A dosimetry team member looks at MRI of brain

What is dosimetry and why is it crucial for successful proton therapy treatment?


Many of proton therapy patients ask, “What is dosimetry and what role does it play in my proton therapy treatment?” So, we passed those questions along to the best person to answer them – an actual Medical Dosimetrist at a proton center developed by Provision. The remainder of this blog is his explanation.

Explaining the role of dosimetry

It’s not surprising that patients ask about dosimetry a lot, because I also get asked these questions by many friends and family. In fact, as I was writing this, I found it amusing that Microsoft Word underlines the word “dosimetrist” in red because it doesn’t recognize the spelling.

So, what is dosimetry? To put it quite simply, a dosimetrist is a person who measures dose.

As for the responsibilities of a Medical Dosimetrist in the field of proton therapy, there are many roles and duties.  Although the dosimetry team has numerous duties, in this blog I’ll outline three of our major responsibilities: Importation, Contouring, and Planning.

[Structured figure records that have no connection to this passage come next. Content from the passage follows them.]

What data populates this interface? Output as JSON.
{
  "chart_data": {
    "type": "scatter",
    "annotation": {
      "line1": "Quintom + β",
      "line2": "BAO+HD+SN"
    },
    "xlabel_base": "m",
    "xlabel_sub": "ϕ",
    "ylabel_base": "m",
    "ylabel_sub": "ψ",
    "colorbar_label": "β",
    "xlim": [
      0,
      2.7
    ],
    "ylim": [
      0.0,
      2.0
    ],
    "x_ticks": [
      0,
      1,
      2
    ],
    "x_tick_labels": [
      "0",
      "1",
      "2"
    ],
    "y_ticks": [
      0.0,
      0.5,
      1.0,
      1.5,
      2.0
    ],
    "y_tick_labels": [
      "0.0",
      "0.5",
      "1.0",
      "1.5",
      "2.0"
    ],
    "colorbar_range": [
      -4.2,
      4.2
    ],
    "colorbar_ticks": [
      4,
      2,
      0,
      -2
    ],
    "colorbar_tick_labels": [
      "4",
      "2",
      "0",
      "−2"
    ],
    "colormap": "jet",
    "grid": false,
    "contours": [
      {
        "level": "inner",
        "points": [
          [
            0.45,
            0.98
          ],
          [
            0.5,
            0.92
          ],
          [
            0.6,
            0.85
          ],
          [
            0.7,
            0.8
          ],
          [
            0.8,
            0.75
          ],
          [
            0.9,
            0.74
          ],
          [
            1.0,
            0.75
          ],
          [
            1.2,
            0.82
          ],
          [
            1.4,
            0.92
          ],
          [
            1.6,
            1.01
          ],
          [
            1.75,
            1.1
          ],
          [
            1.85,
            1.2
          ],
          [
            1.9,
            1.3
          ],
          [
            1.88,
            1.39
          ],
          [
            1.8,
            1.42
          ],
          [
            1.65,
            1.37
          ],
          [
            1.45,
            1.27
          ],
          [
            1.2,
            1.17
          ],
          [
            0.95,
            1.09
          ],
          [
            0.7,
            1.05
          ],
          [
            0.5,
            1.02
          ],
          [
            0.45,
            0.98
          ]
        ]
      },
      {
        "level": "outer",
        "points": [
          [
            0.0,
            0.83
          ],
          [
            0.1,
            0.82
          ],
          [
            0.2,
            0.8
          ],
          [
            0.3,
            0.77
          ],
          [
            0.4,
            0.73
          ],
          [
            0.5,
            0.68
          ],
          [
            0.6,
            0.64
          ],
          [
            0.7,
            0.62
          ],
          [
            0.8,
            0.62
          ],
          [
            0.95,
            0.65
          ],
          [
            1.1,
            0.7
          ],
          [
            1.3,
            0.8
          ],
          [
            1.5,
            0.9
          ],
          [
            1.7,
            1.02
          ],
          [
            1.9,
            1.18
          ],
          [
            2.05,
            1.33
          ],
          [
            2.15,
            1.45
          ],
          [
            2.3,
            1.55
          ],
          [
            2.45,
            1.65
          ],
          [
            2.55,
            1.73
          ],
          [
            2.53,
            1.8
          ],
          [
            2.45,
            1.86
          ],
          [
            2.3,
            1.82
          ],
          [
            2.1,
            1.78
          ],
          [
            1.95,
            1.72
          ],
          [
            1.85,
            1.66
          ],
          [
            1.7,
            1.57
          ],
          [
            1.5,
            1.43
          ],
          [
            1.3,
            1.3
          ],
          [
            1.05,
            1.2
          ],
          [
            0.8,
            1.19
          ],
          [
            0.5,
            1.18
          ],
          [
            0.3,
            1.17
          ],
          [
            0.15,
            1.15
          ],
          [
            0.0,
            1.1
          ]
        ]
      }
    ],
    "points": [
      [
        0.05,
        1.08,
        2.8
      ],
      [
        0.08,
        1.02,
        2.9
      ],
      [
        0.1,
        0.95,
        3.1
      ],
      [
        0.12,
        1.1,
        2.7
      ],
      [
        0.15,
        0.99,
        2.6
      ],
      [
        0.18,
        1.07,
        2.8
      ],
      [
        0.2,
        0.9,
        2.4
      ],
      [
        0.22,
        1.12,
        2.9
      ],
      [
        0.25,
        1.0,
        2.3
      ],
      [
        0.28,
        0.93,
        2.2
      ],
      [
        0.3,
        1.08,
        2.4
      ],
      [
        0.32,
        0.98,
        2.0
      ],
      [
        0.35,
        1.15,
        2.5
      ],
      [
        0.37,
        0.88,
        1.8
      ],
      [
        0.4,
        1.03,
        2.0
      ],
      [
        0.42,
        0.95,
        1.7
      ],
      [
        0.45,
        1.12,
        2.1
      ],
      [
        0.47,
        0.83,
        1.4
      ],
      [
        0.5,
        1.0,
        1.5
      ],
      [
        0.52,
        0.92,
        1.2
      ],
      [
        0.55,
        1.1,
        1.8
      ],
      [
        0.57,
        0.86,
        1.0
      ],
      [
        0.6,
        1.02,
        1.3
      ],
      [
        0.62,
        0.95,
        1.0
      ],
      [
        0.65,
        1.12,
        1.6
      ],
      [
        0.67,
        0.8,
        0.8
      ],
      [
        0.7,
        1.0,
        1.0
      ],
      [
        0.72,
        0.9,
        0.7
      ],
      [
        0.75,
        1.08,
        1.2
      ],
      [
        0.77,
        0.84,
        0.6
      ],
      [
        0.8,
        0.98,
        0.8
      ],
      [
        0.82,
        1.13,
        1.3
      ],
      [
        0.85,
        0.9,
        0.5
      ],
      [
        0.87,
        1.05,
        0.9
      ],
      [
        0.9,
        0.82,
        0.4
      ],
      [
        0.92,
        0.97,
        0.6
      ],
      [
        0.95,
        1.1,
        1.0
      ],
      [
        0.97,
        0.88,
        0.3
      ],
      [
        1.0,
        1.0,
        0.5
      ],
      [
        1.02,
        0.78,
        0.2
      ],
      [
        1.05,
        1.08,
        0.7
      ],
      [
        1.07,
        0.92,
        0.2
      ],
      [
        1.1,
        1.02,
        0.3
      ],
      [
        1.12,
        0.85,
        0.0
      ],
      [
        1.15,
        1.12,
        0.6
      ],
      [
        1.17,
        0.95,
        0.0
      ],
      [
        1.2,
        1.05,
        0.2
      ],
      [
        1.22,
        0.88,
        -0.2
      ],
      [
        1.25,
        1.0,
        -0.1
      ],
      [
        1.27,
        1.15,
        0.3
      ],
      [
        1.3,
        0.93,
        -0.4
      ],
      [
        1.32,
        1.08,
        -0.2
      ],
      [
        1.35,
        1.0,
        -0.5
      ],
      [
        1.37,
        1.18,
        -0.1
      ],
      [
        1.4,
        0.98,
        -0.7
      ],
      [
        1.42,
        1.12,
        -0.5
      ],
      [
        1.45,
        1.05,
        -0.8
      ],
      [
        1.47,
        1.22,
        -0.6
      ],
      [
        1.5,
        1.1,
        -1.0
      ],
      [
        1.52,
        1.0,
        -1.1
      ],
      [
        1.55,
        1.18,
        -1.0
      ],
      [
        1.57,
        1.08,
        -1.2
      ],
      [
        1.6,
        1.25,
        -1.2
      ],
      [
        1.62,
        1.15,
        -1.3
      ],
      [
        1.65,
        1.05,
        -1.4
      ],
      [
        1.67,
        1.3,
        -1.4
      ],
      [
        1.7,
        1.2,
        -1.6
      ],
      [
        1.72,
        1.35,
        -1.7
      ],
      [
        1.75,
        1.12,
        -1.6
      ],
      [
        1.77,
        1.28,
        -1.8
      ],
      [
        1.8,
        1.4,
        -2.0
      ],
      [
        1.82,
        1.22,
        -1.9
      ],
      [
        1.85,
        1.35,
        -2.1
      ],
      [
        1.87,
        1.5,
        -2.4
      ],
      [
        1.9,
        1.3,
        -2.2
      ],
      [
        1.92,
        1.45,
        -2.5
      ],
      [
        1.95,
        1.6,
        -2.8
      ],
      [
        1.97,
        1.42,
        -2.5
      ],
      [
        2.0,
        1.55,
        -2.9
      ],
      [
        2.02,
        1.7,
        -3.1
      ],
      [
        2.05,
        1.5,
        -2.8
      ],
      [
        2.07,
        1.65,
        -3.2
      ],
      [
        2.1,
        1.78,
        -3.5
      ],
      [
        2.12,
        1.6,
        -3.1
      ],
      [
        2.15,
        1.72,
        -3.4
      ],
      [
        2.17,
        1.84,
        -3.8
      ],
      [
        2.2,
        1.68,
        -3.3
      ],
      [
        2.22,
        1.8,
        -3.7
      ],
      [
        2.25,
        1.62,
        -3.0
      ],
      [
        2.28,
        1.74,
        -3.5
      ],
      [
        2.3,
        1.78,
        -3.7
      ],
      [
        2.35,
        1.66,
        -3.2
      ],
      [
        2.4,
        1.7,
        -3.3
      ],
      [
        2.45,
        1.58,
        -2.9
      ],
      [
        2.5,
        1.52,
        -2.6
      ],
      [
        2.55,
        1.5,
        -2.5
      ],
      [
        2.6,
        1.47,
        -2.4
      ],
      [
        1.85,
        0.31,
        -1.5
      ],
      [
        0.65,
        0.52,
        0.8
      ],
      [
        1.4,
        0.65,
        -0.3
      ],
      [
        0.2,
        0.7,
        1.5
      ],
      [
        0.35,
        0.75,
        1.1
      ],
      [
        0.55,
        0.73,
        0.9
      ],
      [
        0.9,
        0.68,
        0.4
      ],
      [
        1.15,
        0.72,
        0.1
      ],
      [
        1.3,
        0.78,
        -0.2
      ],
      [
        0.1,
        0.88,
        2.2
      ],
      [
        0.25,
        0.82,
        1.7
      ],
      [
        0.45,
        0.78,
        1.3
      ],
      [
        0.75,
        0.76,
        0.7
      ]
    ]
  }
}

Importation is the process of importing the CT scan into a treatment planning computer. After a patient comes in on their first day and gets their treatment planning CT scan, the images are sent electronically to our Medical Physics department. Then a dosimetrist will import those images into a treatment planning computer and, if necessary, will fuse them with any other test they may have had, such as an MRI or a PET/CT.  “Fusing” is when a dosimetrist overlays and aligns the treatment area found on a previous PET/CT or MRI with the treatment area on the treatment planning CT images. Not all cases need to be fused and the necessity of whether to fuse or not is dictated by the physician.


Once the images are fused, the second responsibility of a dosimetrist is to contour in the organs at risk, or “OARs” as we refer to them. Organs at risk are defined as organs that are in the path of the beam and/or are in close proximity of the beam and have a low radiation dose tolerance. Examples of OARs include the eye when treating the brain, the heart when treating a lung, or the bladder when treating the prostate.  To contour these structures the dosimetrist will use the treatment planning software to trace around the organs that are represented on the treatment planning CT images. Once these organs and tissues are drawn the physician will come in and contour in the area that needs to be treated to their prescribed dose. It is during this time that the number of beams and their angles are discussed.


After the physician has contoured in the treatment area (sometimes referred to as the Region of Interest) and the dosimetrist has contoured in the OARs, the dosimetrist can start the most important part of their job – treatment planning. Exactly how a patient will be treated is collectively decided by the physician, dosimetrist, and medical physicist. The physician tells the dosimetrist how much radiation they want delivered to the treatment site and in how many fractions or days. The dosimetrist then enters that information into the treatment planning system and creates a plan that will deliver that dose to the cancer, while sparing as much healthy tissue as possible. After the plan has been approved by the physician and has passed Quality Assurance testing by the physicist, it is then exported to the treatment console for the Radiation Therapists to deliver daily treatments to the patient until the prescription is fulfilled.